Thursday 5 April 2012

War, Peace and Cups of Tea


An overcast late afternoon in traffic-choked Jakarta. What better time to sit around in a cafe with a couple of friends over pots of Jasmine tea and hot chocolate and talk about, war? My friend Connie, long haired, with an attractive face, lively eyes and an intelligence that is matched by her articulacy, decries the country’s abysmal spending on defense. At the moment, less than 1%, when ideally it should be 5%.

I look at her ingenuously. And what can 5% do that less than 1% cannot? (I’ve never been very good at math). A lot. She explains. Our military can buy better fighter planes to defend our motherland and better warships to patrol our seas. From America? I ask. So we can have as good fighter planes as the US? Yes, from America, and no, we can’t buy the ones as good as they have. They will only sell us the not-so sophisticated versions.

How about if we buy the planes from China? Will they sell us their best fighter planes? They will sell us their planes, but not as good as the ones they have. By now, I’m thoroughly confused. So, what good are having all these fighter planes if we can’t protect ourselves from America or China? These planes are important to defend our territory from the enemies, Connie explained patiently. The strength of a country is measured by the strength of her defense. Besides, we’re friends of America and China. They see us as very strategic.

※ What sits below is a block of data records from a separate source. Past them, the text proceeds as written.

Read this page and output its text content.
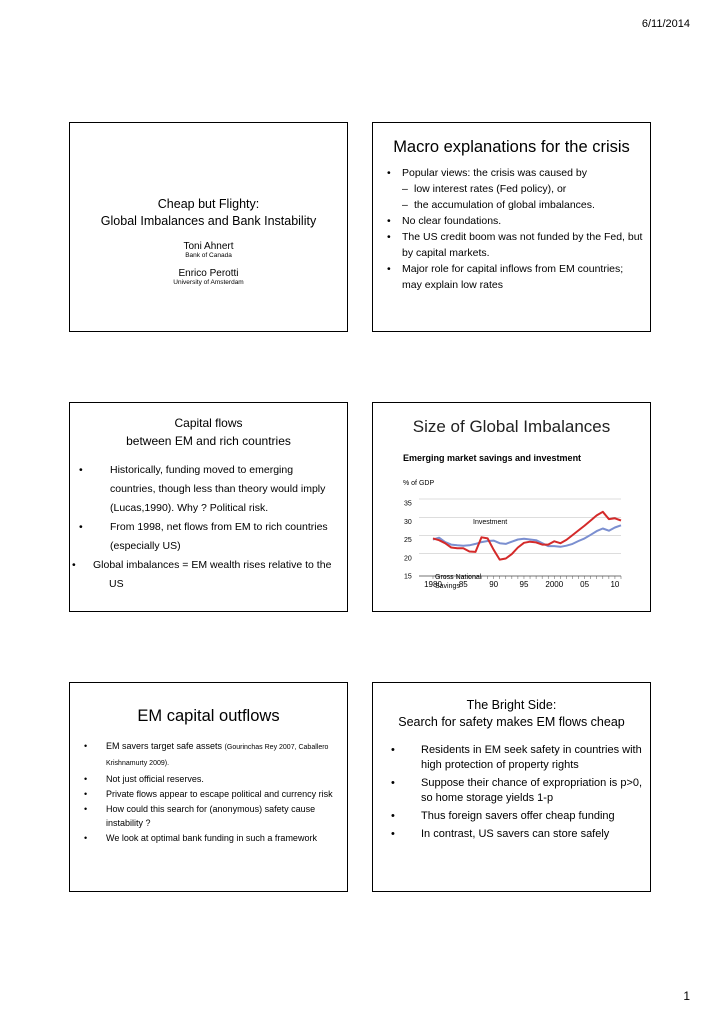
6/11/2014
Cheap but Flighty:
Global Imbalances and Bank Instability
Toni Ahnert
Bank of Canada
Enrico Perotti
University of Amsterdam
Macro explanations for the crisis
• Popular views: the crisis was caused by
– low interest rates (Fed policy), or
– the accumulation of global imbalances.
• No clear foundations.
• The US credit boom was not funded by the Fed, but by capital markets.
• Major role for capital inflows from EM countries; may explain low rates
Capital flows
between EM and rich countries
• Historically, funding moved to emerging countries, though less than theory would imply (Lucas,1990). Why ? Political risk.
• From 1998, net flows from EM to rich countries (especially US)
• Global imbalances = EM wealth rises relative to the US
Size of Global Imbalances
Emerging market savings and investment
% of GDP
15
20
25
30
35
1980 85	90	95 2000 05	10
Investment
Gross National
Savings
EM capital outflows
• EM savers target safe assets (Gourinchas Rey 2007, Caballero Krishnamurty 2009).
• Not just official reserves.
• Private flows appear to escape political and currency risk
• How could this search for (anonymous) safety cause instability ?
• We look at optimal bank funding in such a framework
The Bright Side:
Search for safety makes EM flows cheap
• Residents in EM seek safety in countries with high protection of property rights
• Suppose their chance of expropriation is p>0, so home storage yields 1-p
• Thus foreign savers offer cheap funding
• In contrast, US savers can store safely
1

Bill, my other friend, who’s been listening with interest, interjects. Well, if they think that this country is of strategic interest, they wouldn’t let anyone attack us. They would defend us with their sophisticated war machines. We wouldn’t need to buy weapons from them. How about if we leave the defense to them and use that extra spending she proposes for something else a lot more useful, like health and education?


But I’m still curious about the idea of defense. Who are we defending ourselves against? Who, these days, are our enemies, really? Fortunately Connie is patient with her answers. There is of course the threat of radicalism and terrorism, the threat of national disintegration and the country imploding due to internal conflicts and tension, other people stealing our resources, global warming etc.

Can the military with their expensive war weapons deal with that? I ask, trying to imagine how the expensive fighter planes fit into the scenario. Isn’t it more of a question of strengthening the community, creating a feeling of inclusion and a sense of common objective as well as better policing with very little expensive arms needed?

Actually, Connie confesses, defense in this country is separate from security. We have the military dealing with defense and the police with security. It’s all very confusing and inefficient, especially when you can’t tell whether something is a security issue or a defense issue. These are things that the country still needs to solve. Our problems are still at the level of lack of basic capacity. In any case, we’re talking about spending money that we don’t have.

We go back to defense spending. Connie tells me that wars in the twenty-first century will be fought over religious conflicts, energy and trade. The world’s largest spending is on the military. Meanwhile, spending on things like basic health, water sanitation, women reproduction and education, is infinitesimal by comparison. On the global level, humans spend huge amount of money to allay their imaginary fears rather than on efforts that would better their daily lives.

Bill has a point. Perhaps it’s time to think out of the box. Instead of imagining war, why not imagine peace and do away with the need for the military altogether? My inner hippy embraces this idea. Resources, trade, energy, religious differences need not be fought over. They can and should be shared, while differences resolved peacefully, just like our mothers taught us. Spending money on so-called human security ultimately only buys us further insecurity as we create for ourselves a world built on suspicion and fear. And this kind of world we all know, is not a pleasant one to live in.

What would the results have been in Afghanistan, says Bill, if 10% of the Allies war expenditure had been divided up and given in cash to each person in Afghanistan with a message “This is for you to prosper, we hope you will remember that health and education are the cornerstones of development – and that war kills innocent people. With love from your white cousins overseas.”

Just like the John Lennon song, we can all imagine living in peace. Actually, looking back at our long and bloody history, these days we’re all leading a much more peaceful life on the global scale than we have ever experienced before, with less and less countries at war with one another. The era of the arms race should be well behind us by now. Our global challenges are less the rogue countries with warlike tendencies, but poverty, inequality, over population and climate changes where arms and military solutions may not be the answer.

And yet the selling and buying of arms continue, with the weapons and war machines becoming more and more sophisticated and expensive. Because fear and imaginary threat is good for business. Especially if you’re in the lucrative arms trade.